O avanço das práticas de ESG vem redefinindo o modo como as organizações pensam seu impacto no mundo. Se antes o foco estava restrito a resultados financeiros, hoje a atenção se volta também para a forma como esses resultados são construídos. Nesse cenário, a dimensão social ganha protagonismo, uma vez que trata diretamente das pessoas que dão vida aos negócios. Entretanto, quando olhamos para modelos de jornada como a escala 966, a coerência entre discurso e prática se torna questionável.
A escala 966, marcada por nove horas de trabalho diário em seis dias consecutivos, seguidos por seis dias de descanso, é defendida por alguns setores como um equilíbrio entre esforço e recompensa. No entanto, na prática, esse modelo expõe fragilidades profundas que desafiam a lógica de sustentabilidade social. O prolongamento de horas trabalhadas em sequência intensifica a fadiga, eleva o risco de acidentes e compromete a saúde física e mental dos trabalhadores. Mais do que isso, afeta o convívio familiar e comunitário, tornando o descanso prolongado uma compensação insuficiente diante da sobrecarga acumulada.
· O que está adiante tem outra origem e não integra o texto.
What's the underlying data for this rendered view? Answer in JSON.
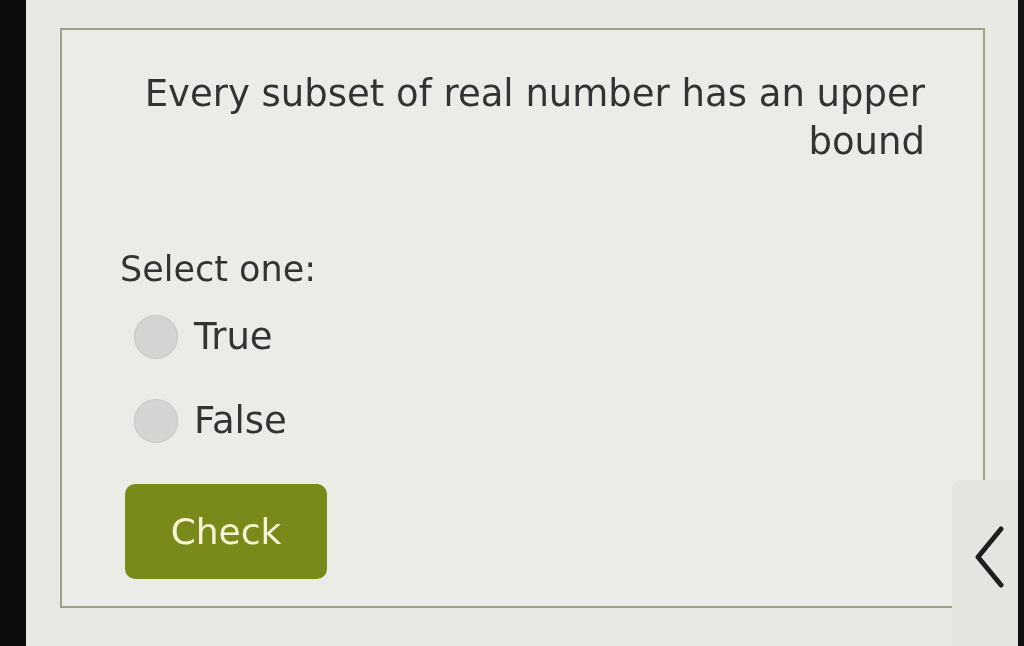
{
  "question": {
    "text": "Every subset of real number has an upper bound"
  },
  "prompt": "Select one:",
  "options": [
    {
      "label": "True",
      "selected": false
    },
    {
      "label": "False",
      "selected": false
    }
  ],
  "check_button": {
    "label": "Check"
  }
}
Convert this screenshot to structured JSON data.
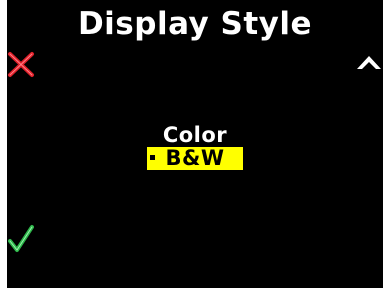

No Brasil, a legislação trabalhista é clara ao estabelecer limites para a duração da jornada. Pela Consolidação das Leis do Trabalho (CLT), a regra é de até 8 horas diárias e 44 horas semanais, com variações possíveis mediante acordo ou convenção coletiva, mas sempre respeitando os direitos fundamentais do trabalhador. A escala 966, nesses termos, é ilegal, já que ultrapassa a duração máxima e não encontra amparo legal. Mesmo quando a contratação ocorre sob o regime de pessoa jurídica (PJ), exigir um regime análogo à escala 966 fere a legislação, porque configura desvirtuamento da relação de trabalho e afronta princípios constitucionais de proteção à dignidade humana e à saúde laboral.
No campo do ESG, essa realidade se choca com os compromissos assumidos por empresas que buscam ser vistas como responsáveis e humanas. A governança, por exemplo, é colocada à prova quando organizações insistem em adotar modelos que já se mostraram problemáticos em setores de risco elevado, como petróleo, mineração e logística. Do ponto de vista ambiental, os efeitos também não podem ser ignorados, já que colaboradores exaustos tendem a cometer erros que potencializam a ocorrência de incidentes com consequências sérias para o meio ambiente.
A discussão sobre a escala 966 evidencia a necessidade de uma abordagem mais integrada da gestão. Não basta falar em sustentabilidade se a base do trabalho humano continua marcada por práticas que fragilizam a vida e comprometem o futuro. É preciso pensar em modelos que respeitem o equilíbrio entre produtividade e bem-estar, que sejam construídos em diálogo com os trabalhadores e que reflitam o compromisso ético das organizações com a sociedade. O verdadeiro desafio do ESG está em ultrapassar a retórica e enfrentar de forma corajosa questões estruturais como esta, que colocam em jogo não apenas a eficiência das empresas, mas a própria legitimidade de sua atuação no século XXI.